Dopo 8-9 ore dall’operazione volli alzarmi, con tutto il trespolo “attaccato”, per andare in bagno. Dopo un giorno, anche se debole, giravo per le corsie, col mio trespolo. L'esito dell’ esame istologico fu: carcinoma della mammella quadrante esterno sinistro superiore.
Asportazione dei linfonodi fino al terzo livello. Seguì un mese di radioterapia, ai massimi livelli: due minuti di esposizione a radiazioni. Mi accompagnava mio padre. Uscivo dal laboratorio sorridendo, tanto che le altre signore mi chiedevano:” ma che ti ridi?” e io ridevo perché il tecnico radioterapista con le sue battute mi faceva divertire . Poi mentre mio padre mi riportava a casa mangiavo il mio bel panino.
Quell’ esperienza non mi ha lasciato segni “indelebili” nell’anima.

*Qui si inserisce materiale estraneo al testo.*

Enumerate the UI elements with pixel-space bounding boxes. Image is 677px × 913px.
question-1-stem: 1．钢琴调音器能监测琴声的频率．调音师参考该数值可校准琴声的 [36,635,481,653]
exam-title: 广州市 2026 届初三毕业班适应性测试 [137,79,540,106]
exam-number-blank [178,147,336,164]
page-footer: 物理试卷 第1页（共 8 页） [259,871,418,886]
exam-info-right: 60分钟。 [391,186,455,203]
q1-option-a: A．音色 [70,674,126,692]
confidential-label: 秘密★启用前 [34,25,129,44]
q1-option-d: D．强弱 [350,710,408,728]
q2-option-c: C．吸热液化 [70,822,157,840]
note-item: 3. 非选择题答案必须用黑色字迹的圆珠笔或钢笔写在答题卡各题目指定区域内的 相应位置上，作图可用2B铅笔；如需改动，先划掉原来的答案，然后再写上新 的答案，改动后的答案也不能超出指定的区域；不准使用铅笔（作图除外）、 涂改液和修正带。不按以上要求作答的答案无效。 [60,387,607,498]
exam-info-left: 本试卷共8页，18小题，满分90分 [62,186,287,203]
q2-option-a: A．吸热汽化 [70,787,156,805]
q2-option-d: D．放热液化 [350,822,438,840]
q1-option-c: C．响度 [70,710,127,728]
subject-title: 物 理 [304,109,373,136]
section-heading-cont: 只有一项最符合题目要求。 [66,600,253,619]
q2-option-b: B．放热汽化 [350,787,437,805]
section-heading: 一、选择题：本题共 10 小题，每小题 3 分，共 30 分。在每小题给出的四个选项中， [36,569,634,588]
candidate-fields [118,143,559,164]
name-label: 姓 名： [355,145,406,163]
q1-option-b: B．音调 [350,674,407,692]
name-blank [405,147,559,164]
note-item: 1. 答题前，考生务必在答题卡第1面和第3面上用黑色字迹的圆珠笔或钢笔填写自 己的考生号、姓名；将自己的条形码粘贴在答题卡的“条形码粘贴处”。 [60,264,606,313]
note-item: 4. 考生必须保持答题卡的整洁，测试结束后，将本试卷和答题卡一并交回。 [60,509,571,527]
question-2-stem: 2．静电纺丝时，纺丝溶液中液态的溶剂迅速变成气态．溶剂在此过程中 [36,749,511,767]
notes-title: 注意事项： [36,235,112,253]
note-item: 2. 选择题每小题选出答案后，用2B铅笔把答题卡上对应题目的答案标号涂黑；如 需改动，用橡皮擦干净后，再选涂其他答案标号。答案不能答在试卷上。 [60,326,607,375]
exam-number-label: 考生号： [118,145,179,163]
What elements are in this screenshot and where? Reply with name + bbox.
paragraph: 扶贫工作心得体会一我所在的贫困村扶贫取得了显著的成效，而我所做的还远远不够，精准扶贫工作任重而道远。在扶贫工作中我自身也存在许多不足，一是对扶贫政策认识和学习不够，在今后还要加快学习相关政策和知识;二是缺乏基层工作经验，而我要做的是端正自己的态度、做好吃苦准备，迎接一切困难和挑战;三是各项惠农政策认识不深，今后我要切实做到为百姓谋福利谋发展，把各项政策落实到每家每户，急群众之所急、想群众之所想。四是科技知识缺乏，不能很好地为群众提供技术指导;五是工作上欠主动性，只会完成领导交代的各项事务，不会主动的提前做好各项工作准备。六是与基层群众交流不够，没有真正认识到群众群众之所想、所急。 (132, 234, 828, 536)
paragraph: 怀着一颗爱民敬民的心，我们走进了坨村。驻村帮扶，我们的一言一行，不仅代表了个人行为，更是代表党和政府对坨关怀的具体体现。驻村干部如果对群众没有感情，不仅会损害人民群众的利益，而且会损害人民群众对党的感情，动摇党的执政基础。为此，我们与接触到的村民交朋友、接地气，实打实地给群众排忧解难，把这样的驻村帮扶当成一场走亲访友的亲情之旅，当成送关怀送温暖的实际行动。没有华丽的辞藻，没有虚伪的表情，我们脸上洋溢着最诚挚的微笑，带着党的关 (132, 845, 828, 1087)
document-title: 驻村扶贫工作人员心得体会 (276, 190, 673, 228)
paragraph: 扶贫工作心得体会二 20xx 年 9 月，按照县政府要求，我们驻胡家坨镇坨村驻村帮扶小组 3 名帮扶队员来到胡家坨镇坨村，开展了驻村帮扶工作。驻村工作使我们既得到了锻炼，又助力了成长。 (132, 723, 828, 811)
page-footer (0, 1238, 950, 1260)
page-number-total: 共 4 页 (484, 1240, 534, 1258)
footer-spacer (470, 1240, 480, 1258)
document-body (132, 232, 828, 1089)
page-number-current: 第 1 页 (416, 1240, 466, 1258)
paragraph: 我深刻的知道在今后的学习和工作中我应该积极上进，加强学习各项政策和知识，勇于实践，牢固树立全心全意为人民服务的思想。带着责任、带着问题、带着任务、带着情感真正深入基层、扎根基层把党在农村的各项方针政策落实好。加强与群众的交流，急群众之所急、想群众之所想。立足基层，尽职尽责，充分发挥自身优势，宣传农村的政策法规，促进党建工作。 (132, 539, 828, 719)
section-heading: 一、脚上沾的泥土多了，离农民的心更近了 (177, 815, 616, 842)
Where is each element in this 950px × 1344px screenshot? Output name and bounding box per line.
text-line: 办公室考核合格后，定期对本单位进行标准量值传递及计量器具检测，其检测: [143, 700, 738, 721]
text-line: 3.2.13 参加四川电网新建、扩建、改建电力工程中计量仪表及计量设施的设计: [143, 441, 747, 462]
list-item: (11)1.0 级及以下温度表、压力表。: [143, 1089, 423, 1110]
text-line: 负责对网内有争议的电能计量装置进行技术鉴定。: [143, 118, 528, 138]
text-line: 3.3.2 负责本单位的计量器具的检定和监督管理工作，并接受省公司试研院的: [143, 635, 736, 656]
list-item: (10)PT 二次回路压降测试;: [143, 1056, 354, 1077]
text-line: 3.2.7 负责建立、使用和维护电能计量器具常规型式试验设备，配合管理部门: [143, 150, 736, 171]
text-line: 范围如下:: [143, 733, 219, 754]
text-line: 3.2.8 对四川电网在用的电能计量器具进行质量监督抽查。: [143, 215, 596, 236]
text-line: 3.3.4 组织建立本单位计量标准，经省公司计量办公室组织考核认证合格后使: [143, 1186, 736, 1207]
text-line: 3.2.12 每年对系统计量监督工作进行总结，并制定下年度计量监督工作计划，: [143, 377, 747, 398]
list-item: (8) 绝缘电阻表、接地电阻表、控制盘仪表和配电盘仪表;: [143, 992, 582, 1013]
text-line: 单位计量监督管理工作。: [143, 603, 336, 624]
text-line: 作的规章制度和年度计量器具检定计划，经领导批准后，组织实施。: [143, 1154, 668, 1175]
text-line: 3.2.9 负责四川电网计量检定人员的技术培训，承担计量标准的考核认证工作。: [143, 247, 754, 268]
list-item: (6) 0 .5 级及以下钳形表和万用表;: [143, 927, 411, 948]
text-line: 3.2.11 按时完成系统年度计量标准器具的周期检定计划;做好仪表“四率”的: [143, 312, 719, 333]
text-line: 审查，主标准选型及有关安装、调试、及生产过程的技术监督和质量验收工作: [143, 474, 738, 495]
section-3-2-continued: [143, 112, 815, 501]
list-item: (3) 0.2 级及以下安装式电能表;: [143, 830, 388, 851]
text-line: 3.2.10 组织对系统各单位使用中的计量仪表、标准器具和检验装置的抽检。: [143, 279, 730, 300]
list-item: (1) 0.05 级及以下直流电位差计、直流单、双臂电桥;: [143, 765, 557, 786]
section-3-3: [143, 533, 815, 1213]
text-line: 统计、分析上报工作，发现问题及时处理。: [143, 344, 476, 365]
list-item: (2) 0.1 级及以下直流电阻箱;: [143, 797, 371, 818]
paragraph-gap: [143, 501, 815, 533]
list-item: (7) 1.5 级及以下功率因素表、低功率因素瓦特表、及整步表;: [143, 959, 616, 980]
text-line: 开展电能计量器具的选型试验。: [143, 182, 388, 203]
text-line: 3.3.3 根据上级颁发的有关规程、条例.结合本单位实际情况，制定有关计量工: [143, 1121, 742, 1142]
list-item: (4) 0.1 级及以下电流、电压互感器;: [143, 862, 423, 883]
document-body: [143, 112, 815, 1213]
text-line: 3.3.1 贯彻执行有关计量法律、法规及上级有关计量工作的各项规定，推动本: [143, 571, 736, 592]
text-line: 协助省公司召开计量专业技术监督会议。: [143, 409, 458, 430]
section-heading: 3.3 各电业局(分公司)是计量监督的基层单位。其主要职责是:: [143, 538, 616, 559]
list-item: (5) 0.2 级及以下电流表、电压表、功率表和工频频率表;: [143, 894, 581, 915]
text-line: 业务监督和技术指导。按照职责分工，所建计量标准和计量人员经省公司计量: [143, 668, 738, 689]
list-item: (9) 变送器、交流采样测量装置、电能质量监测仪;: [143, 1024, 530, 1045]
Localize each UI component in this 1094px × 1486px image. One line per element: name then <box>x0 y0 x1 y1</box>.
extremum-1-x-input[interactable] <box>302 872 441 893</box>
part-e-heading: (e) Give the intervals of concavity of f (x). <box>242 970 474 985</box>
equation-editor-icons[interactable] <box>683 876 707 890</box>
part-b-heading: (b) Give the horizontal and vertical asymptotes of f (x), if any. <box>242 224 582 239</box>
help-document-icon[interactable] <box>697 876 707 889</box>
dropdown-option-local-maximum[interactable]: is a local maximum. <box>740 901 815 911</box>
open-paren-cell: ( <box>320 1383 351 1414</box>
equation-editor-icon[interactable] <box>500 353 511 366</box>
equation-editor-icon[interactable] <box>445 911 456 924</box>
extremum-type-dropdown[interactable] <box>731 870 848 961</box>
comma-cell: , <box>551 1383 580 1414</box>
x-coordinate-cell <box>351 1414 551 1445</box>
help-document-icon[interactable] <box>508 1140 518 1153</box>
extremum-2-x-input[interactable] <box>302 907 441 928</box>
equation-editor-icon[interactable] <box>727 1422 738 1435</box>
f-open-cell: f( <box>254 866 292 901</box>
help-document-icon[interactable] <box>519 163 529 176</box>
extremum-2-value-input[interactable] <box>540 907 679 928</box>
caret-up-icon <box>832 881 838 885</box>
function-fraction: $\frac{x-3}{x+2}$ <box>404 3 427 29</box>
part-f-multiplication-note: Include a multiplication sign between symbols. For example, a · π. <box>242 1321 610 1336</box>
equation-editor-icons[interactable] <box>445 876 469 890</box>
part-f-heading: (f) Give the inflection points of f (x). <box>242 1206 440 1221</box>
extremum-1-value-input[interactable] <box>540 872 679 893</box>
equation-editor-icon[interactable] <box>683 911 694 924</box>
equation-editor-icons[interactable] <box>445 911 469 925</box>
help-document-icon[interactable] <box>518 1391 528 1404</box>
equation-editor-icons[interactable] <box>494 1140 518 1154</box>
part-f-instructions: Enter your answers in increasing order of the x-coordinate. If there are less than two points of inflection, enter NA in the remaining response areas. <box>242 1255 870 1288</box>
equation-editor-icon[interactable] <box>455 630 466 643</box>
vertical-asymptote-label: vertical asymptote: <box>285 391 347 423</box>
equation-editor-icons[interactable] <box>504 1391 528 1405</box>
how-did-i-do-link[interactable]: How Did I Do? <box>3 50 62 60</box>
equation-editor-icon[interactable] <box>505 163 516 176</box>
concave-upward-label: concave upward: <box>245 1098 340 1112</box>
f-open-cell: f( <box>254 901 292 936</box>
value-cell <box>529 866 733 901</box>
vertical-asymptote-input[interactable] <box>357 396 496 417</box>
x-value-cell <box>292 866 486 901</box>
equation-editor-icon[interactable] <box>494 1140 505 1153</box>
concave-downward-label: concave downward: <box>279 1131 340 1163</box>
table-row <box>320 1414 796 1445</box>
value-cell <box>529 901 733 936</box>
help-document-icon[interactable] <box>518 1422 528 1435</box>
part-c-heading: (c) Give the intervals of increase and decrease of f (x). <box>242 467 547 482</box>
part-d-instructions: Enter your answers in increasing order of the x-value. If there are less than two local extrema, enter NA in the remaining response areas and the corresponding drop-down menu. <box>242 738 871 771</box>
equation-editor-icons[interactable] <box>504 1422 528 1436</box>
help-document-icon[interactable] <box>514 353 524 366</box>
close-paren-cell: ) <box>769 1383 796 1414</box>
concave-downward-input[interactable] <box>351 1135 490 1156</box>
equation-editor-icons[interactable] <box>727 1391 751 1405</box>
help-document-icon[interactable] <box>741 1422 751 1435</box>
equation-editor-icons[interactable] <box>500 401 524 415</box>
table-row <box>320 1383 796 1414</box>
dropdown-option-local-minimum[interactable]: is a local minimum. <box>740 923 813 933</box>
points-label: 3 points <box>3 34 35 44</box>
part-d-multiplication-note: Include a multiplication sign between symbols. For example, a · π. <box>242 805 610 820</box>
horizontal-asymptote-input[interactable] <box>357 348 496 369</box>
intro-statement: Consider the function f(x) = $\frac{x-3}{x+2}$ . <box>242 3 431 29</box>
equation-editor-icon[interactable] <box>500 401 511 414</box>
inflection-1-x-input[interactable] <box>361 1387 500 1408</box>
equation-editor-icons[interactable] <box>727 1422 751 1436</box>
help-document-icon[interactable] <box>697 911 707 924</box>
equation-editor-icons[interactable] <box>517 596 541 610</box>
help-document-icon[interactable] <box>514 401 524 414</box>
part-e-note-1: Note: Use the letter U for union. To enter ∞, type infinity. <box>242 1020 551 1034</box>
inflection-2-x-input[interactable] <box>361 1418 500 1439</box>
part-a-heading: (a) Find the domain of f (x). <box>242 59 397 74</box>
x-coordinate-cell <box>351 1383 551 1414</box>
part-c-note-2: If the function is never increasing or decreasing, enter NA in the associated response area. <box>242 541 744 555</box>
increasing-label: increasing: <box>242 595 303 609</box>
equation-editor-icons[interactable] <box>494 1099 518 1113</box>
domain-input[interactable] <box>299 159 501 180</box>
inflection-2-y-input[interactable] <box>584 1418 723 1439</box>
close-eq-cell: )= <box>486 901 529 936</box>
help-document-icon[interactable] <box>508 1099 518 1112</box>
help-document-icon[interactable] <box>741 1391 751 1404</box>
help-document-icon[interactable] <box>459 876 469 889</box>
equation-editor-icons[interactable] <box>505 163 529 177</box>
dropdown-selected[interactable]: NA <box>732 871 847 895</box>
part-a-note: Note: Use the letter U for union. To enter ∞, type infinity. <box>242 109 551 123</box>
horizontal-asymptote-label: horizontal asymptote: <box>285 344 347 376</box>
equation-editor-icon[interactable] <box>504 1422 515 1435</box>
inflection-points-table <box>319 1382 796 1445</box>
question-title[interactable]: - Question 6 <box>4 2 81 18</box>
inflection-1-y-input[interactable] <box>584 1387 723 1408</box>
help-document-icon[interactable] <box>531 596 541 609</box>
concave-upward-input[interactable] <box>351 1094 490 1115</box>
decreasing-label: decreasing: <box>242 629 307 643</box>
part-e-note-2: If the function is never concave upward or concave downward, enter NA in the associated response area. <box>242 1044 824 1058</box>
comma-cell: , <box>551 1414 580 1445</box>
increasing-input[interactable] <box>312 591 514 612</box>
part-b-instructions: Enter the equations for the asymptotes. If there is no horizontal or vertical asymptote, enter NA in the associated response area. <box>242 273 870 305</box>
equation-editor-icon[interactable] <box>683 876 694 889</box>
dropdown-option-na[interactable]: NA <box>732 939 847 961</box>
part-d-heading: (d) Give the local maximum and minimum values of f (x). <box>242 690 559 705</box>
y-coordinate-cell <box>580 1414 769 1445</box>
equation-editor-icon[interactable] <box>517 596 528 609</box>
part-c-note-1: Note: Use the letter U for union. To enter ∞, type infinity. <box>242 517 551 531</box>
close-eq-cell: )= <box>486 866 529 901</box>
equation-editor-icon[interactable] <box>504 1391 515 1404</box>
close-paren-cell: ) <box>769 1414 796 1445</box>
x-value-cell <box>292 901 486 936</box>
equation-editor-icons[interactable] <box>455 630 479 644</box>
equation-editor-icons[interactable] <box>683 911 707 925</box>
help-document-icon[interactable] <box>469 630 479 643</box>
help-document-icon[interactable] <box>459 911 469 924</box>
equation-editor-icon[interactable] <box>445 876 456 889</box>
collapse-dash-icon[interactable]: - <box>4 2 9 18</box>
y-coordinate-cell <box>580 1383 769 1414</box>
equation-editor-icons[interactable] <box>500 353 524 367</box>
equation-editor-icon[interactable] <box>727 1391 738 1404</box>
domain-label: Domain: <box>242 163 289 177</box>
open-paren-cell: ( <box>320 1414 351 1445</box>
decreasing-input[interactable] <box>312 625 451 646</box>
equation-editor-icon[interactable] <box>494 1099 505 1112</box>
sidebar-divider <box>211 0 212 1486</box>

Fisicamente mi manca un pezzo di seno ma chissenefrega; anche fosse stato un seno intero o tutti e due.
Sono passati dodici anni. I primi otto anni ho dovuto sottopormi a controlli serratissimi, poi senza abbassare la guardia, hanno leggermente allentato la morsa. Mi sono sorbita sei o sette tac, sette scintigrafie ossee, mammografie, ecografie, markers tumorali ogni sei mesi ma non mi sono SPEZZATA.
Ero io inoltre che dovevo consolare e dare forza a chi mi stava intorno. Questa, credo, sia stata la mia salvezza, per certi versi.
Una cosa positiva che ho tratto da questa esperienza, dovendo stare obbligatoriamente a riposo per almeno tre mesi, è che mi sono dedicata alle arti e ho scoperto di avere un talento innato per il decoupage. Ancora oggi decoro tegole, piatti, orologi da parete.
Non credo di dovermi definire una “miracolata”. Fortunata magari, ma sono stata sempre sicura nel profondo del mio animo che ce l’ avrei fatta. Lo sentivo dentro di me con forte convinzione, non ho mai creduto di dover morire. E’ questa la verità."